Monday, February 18, 2013

Today is my half birthday. Celebrate now.

I’m somewhat sad that there were no notifications on Facebook screaming to me people “I know” got engaged over Valentine’s Day. Then I realized oh dear god there’s no one left to get engaged. I immediately had a piece of cheesecake to stop the ever impending quarter-life crisis from hitting full force.

I’m turning 25 in 6 months to this day. Who would let me be 25? You have to take a test to drive a car when you turn 16. When you turn 50, you get an AARP card and the discounts don’t stop there.  Yet they let you turn 25 with no checkpoint to see how you’re doing?  Odd and more proof of why I will never truly understand anything.
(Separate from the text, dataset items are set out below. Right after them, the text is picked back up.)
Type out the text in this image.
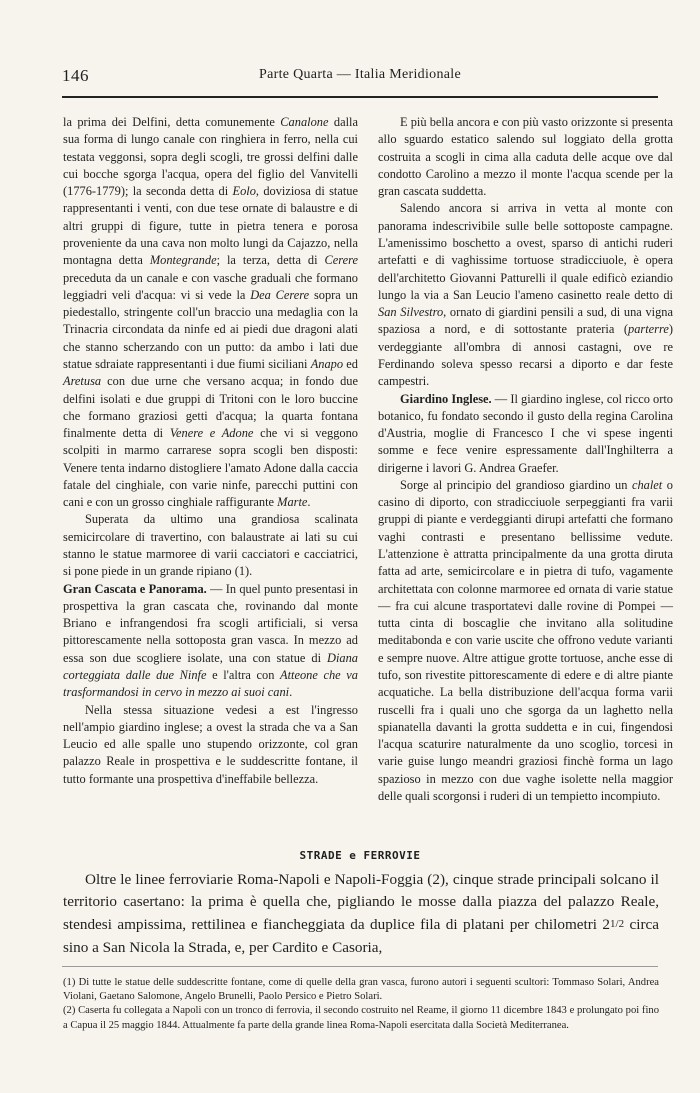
146	Parte Quarta — Italia Meridionale

la prima dei Delfini, detta comunemente Canalone dalla sua forma di lungo canale con ringhiera in ferro, nella cui testata veggonsi, sopra degli scogli, tre grossi delfini dalle cui bocche sgorga l'acqua, opera del figlio del Vanvitelli (1776-1779); la seconda detta di Eolo, doviziosa di statue rappresentanti i venti, con due tese ornate di balaustre e di altri gruppi di figure, tutte in pietra tenera e porosa proveniente da una cava non molto lungi da Cajazzo, nella montagna detta Montegrande; la terza, detta di Cerere preceduta da un canale e con vasche graduali che formano leggiadri veli d'acqua: vi si vede la Dea Cerere sopra un piedestallo, stringente coll'un braccio una medaglia con la Trinacria circondata da ninfe ed ai piedi due dragoni alati che stanno scherzando con un putto: da ambo i lati due statue sdraiate rappresentanti i due fiumi siciliani Anapo ed Aretusa con due urne che versano acqua; in fondo due delfini isolati e due gruppi di Tritoni con le loro buccine che formano graziosi getti d'acqua; la quarta fontana finalmente detta di Venere e Adone che vi si veggono scolpiti in marmo carrarese sopra scogli ben disposti: Venere tenta indarno distogliere l'amato Adone dalla caccia fatale del cinghiale, con varie ninfe, parecchi puttini con cani e con un grosso cinghiale raffigurante Marte.

Superata da ultimo una grandiosa scalinata semicircolare di travertino, con balaustrate ai lati su cui stanno le statue marmoree di varii cacciatori e cacciatrici, si pone piede in un grande ripiano (1).

Gran Cascata e Panorama. — In quel punto presentasi in prospettiva la gran cascata che, rovinando dal monte Briano e infrangendosi fra scogli artificiali, si versa pittorescamente nella sottoposta gran vasca. In mezzo ad essa son due scogliere isolate, una con statue di Diana corteggiata dalle due Ninfe e l'altra con Atteone che va trasformandosi in cervo in mezzo ai suoi cani.

Nella stessa situazione vedesi a est l'ingresso nell'ampio giardino inglese; a ovest la strada che va a San Leucio ed alle spalle uno stupendo orizzonte, col gran palazzo Reale in prospettiva e le suddescritte fontane, il tutto formante una prospettiva d'ineffabile bellezza.

E più bella ancora e con più vasto orizzonte si presenta allo sguardo estatico salendo sul loggiato della grotta costruita a scogli in cima alla caduta delle acque ove dal condotto Carolino a mezzo il monte l'acqua scende per la gran cascata suddetta.

Salendo ancora si arriva in vetta al monte con panorama indescrivibile sulle belle sottoposte campagne. L'amenissimo boschetto a ovest, sparso di antichi ruderi artefatti e di vaghissime tortuose stradicciuole, è opera dell'architetto Giovanni Patturelli il quale edificò eziandio lungo la via a San Leucio l'ameno casinetto reale detto di San Silvestro, ornato di giardini pensili a sud, di una vigna spaziosa a nord, e di sottostante prateria (parterre) verdeggiante all'ombra di annosi castagni, ove re Ferdinando soleva spesso recarsi a diporto e dar feste campestri.

Giardino Inglese. — Il giardino inglese, col ricco orto botanico, fu fondato secondo il gusto della regina Carolina d'Austria, moglie di Francesco I che vi spese ingenti somme e fece venire espressamente dall'Inghilterra a dirigerne i lavori G. Andrea Graefer.

Sorge al principio del grandioso giardino un chalet o casino di diporto, con stradicciuole serpeggianti fra varii gruppi di piante e verdeggianti dirupi artefatti che formano vaghi contrasti e presentano bellissime vedute. L'attenzione è attratta principalmente da una grotta diruta fatta ad arte, semicircolare e in pietra di tufo, vagamente architettata con colonne marmoree ed ornata di varie statue — fra cui alcune trasportatevi dalle rovine di Pompei — tutta cinta di boscaglie che invitano alla solitudine meditabonda e con varie uscite che offrono vedute varianti e sempre nuove. Altre attigue grotte tortuose, anche esse di tufo, son rivestite pittorescamente di edere e di altre piante acquatiche. La bella distribuzione dell'acqua forma varii ruscelli fra i quali uno che sgorga da un laghetto nella spianatella davanti la grotta suddetta e in cui, fingendosi l'acqua scaturire naturalmente da uno scoglio, torcesi in varie guise lungo meandri graziosi finchè forma un lago spazioso in mezzo con due vaghe isolette nella maggior delle quali scorgonsi i ruderi di un tempietto incompiuto.

STRADE e FERROVIE

Oltre le linee ferroviarie Roma-Napoli e Napoli-Foggia (2), cinque strade principali solcano il territorio casertano: la prima è quella che, pigliando le mosse dalla piazza del palazzo Reale, stendesi ampissima, rettilinea e fiancheggiata da duplice fila di platani per chilometri 21/2 circa sino a San Nicola la Strada, e, per Cardito e Casoria,

(1) Di tutte le statue delle suddescritte fontane, come di quelle della gran vasca, furono autori i seguenti scultori: Tommaso Solari, Andrea Violani, Gaetano Salomone, Angelo Brunelli, Paolo Persico e Pietro Solari.

(2) Caserta fu collegata a Napoli con un tronco di ferrovia, il secondo costruito nel Reame, il giorno 11 dicembre 1843 e prolungato poi fino a Capua il 25 maggio 1844. Attualmente fa parte della grande linea Roma-Napoli esercitata dalla Società Mediterranea.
With John and I both on the hunt for permanent jobs, we’ve been spending a great deal of time hanging out together. We’ve been eating a ton and watching endless episodes of Cheers. It’s been great, but I knew the good times would only last so long. The other night he said “…because I’m not going to get a job hanging out with you every day.” After the initial wave of stinging subsided, I realized he’s right. Maybe I have been taking this gap in unemployment a little too lightly. I’ve enjoyed this little break. And I'd like to say I've been a tad productive with it; I’m using it to regroup and get my mind steady and straight. But that time has ended and it’s time to get my serious adult panties on and sack up.

They're letting this turn 25. Why?
Time to be an adult again. Time to earn my keep. Time to get this damn book finished and send it to publishers. Time to get my life where I want it.

And gosh dangit, I’m gonna have it all.